Women dress differently depending on their mood and turn to jeans when they’re feeling depressed, a new study has claimed.
The study found that ‘happy’ clothes - ones that made women feel good - were well-cut, figure enhancing, and made from bright and beautiful fabrics.
However, more than half of women put on a pair of jeans when they are feeling depressed.
Scientists who set out to discover how the way a woman dresses expresses her mood found that 51 percent of women will reach for their jeans when they are feeling down.
In a low mood a woman is also much more likely to wear a baggy top and a sweatshirt or jumper.
Almost six out of ten women said they would wear a baggy top when depressed, yet a mere 2 percent would wear one when feeling happy.
100 women were asked what they wore when feeling low and more than half of them said jeans. Only a third would wear jeans when feeling happy.
Women also revealed they would be 10 times more likely to put on a favourite dress when happy than when depressed.
“Jeans don’t look great on everyone,” the Mirror quoted Karen Pine, co-author of the study from the University of Hertfordshire as saying.
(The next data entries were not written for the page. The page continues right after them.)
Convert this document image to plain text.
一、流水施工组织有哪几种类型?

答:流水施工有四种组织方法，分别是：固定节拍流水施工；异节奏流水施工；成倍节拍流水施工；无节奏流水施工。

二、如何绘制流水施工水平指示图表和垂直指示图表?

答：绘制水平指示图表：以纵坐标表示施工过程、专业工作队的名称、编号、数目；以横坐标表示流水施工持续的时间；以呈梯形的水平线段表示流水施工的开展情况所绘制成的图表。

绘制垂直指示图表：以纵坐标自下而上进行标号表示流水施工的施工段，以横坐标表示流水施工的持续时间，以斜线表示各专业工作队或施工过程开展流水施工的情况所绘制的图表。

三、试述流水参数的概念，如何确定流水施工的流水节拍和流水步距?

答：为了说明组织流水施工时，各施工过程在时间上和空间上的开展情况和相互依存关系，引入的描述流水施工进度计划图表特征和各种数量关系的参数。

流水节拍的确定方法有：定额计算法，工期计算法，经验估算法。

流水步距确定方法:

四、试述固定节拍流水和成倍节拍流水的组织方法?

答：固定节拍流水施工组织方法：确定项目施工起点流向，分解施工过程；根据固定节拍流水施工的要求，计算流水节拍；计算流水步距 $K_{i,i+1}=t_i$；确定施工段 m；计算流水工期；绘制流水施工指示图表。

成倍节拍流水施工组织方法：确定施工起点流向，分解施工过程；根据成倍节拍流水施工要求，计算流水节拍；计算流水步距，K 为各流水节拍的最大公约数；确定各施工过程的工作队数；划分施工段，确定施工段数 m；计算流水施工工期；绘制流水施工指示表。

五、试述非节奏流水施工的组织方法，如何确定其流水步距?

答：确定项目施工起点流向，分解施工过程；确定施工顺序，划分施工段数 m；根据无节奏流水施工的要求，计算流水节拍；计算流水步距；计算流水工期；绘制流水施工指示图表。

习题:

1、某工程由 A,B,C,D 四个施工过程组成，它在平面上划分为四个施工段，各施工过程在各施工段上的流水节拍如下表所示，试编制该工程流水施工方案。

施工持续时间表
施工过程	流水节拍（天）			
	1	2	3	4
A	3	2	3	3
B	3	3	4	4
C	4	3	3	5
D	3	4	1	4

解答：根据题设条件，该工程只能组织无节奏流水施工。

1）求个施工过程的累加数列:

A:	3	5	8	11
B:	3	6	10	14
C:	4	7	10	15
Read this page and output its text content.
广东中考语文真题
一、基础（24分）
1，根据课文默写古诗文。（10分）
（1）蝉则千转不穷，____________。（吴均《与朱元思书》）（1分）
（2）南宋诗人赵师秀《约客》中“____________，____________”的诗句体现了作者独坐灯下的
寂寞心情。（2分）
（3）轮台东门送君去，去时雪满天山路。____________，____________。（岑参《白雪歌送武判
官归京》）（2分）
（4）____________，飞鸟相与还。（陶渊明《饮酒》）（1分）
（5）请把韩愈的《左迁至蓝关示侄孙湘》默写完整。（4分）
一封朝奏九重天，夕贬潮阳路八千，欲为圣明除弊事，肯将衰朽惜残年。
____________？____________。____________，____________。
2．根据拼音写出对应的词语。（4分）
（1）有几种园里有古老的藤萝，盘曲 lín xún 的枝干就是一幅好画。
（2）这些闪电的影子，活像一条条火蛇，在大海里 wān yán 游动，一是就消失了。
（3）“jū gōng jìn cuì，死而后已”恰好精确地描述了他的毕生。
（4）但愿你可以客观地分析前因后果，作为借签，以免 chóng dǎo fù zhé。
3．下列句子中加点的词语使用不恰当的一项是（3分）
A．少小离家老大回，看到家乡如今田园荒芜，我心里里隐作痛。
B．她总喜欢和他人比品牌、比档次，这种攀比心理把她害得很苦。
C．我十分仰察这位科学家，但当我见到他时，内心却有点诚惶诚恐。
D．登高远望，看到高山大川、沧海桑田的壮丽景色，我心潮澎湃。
“They are often poorly cut and badly fitting. Jeans can signal that the wearer hasn’t bothered with their appearance.
“People who are depressed often lose interest in how they look and don’t wish to stand out, so the correlation between depression and wearing jeans is understandable.
“Most importantly, this research suggests that we can dress for happiness, but that might mean ditching the jeans,” she said.
The study also found that twice as many women said they would wear a hat when happy than when depressed.
Five times as many women said they would wear their favourite shoes when happy than when depressed.
The psychologists say women should try to put on “happy” clothes even when they are fed up to lighten their mood.
“This finding shows that clothing doesn’t just influence others, it reflects and influences the wearer’s mood too.
“Many of the women in this study felt they could alter their mood by changing what they wore.
“This demonstrates the psychological power of clothing and how the right choices could influence a person’s happiness,” Pine said.
The women in the study were aged from 21 to 64 and almost three quarters of them shopped for clothes at least every few months, mostly on the high street or on the Internet.